Il referendum confermativo sulla riduzione dei parlamentari mi spinge ad alcune brevi riflessioni.
- Distinguerei il merito dal contesto. Sul merito, oggettivamente non si porrebbero particolari motivi ostativi alla riduzione del numero dei rappresentanti. Nel passato tante proposte di riforma hanno anche contemplato tale scelta. Il contesto invece avvalora maggiormente le ragioni del no. Non mi convince la motivazione “relativistica” secondo cui si tratterebbe di un primo passo verso gli ulteriori necessari cambiamenti (legge elettorale, monocameralismo, etc). Culturalmente mi riconosco nella logica dei piccoli passi, tipica del riformismo democratico, e tuttavia in questo caso non riesco proprio a cogliere le condizioni politiche di base perché si possa davvero immaginare l’avvio di un percorso di riforme costituzionali ed istituzionali più organico all’interno del quale trovi significato la riduzione del numero dei parlamentari. Il referendum, da questo punto di vista, sembra avere una valenza squisitamente politica.
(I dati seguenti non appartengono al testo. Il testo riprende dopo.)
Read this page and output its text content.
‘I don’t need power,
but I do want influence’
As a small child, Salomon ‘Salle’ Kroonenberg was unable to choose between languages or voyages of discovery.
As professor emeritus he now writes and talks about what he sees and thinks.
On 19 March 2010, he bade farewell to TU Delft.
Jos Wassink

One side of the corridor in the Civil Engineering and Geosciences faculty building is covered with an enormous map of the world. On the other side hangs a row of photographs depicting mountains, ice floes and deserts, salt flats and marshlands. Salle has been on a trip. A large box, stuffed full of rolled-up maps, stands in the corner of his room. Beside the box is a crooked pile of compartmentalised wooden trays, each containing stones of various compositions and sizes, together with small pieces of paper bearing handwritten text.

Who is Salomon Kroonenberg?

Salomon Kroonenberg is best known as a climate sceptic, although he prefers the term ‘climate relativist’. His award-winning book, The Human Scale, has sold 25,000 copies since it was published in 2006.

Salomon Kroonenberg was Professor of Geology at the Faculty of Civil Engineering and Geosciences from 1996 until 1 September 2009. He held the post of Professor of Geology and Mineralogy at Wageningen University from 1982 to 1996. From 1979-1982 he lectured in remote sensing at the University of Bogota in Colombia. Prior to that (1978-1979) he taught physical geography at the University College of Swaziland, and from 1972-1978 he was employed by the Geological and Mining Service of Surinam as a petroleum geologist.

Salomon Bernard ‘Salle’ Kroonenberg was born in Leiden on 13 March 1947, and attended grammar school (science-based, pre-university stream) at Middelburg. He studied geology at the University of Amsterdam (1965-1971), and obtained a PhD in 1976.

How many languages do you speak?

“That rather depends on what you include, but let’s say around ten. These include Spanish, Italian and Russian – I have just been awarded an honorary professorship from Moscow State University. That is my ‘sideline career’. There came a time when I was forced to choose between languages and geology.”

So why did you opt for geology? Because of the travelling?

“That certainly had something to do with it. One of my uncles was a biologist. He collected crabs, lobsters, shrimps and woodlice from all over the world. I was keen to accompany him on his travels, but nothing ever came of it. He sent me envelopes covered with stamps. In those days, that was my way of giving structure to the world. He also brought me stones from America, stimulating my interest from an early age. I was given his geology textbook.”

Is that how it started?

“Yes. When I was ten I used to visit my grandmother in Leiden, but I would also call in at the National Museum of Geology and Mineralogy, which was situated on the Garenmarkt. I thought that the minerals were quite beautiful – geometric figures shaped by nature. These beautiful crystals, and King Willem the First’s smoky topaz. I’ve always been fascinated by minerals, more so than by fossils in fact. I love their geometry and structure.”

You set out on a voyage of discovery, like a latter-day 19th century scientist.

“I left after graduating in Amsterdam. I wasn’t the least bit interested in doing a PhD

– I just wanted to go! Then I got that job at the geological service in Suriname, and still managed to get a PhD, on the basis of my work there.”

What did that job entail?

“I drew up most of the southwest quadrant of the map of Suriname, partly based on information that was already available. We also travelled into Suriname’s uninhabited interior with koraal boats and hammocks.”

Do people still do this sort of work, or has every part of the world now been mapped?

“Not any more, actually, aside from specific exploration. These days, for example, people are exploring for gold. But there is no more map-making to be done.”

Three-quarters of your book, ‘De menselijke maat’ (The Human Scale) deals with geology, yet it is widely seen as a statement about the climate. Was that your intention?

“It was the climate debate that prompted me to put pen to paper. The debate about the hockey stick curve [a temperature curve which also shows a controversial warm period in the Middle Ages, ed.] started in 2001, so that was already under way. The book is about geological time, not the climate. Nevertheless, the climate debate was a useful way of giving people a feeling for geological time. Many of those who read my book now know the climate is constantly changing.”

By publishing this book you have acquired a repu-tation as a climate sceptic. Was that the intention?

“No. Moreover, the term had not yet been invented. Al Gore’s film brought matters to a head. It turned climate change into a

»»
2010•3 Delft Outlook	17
- Il governo val bene un sì? Tra la prospettiva di un governo reazionario Salvini-Meloni e l’abbandono di quello che resta della identità democratica, possibile che il realismo politico non riesca a sortire alternative? Può essere che dietro le quinte dell’attuale palcoscenico politico, queste alternative si stiano costruendo e si stiano condividendo prospettive che per la loro portata innovativa troverebbero oggi scarso consenso. E tuttavia, al netto di questi eventuali retroscena, se proprio devo dirla tutta, il Pd ancora una volta sembra abdicare al suo ruolo.
- Appiattire, come fanno alcuni nostri amici, la ispirazione riformista alle ragioni del sì, mi pare una operazione ardita. “Un posto migliore dell’Egitto” (Michael Walzer), che giustamente consideriamo l’esito del vero riformismo, non lo si costruisce prendendo a prestito soluzioni elaborate dentro visioni populiste e reazionarie, sperando “opportunisticamente” nella redenzione di alcuni attuali compagni di viaggio.
- Infine, un’ultima considerazione. Molti di noi hanno creduto nella grande riforma costituzionale del 2016, che però il popolo ha respinto. Ho l’impressione che questo piccolo e astruso frammento di riforma sia spesso sostenuto con un certo piglio “ideologico”. Insomma, è legittimo che su queste questioni si sviluppi una dialettica vivace, ma è altrettanto essenziale preservare il senso della misura nell’affermare le proprie opinioni, perché consapevoli che non si sta discutendo di verità assolute. Un po’ di laicità non guasterebbe.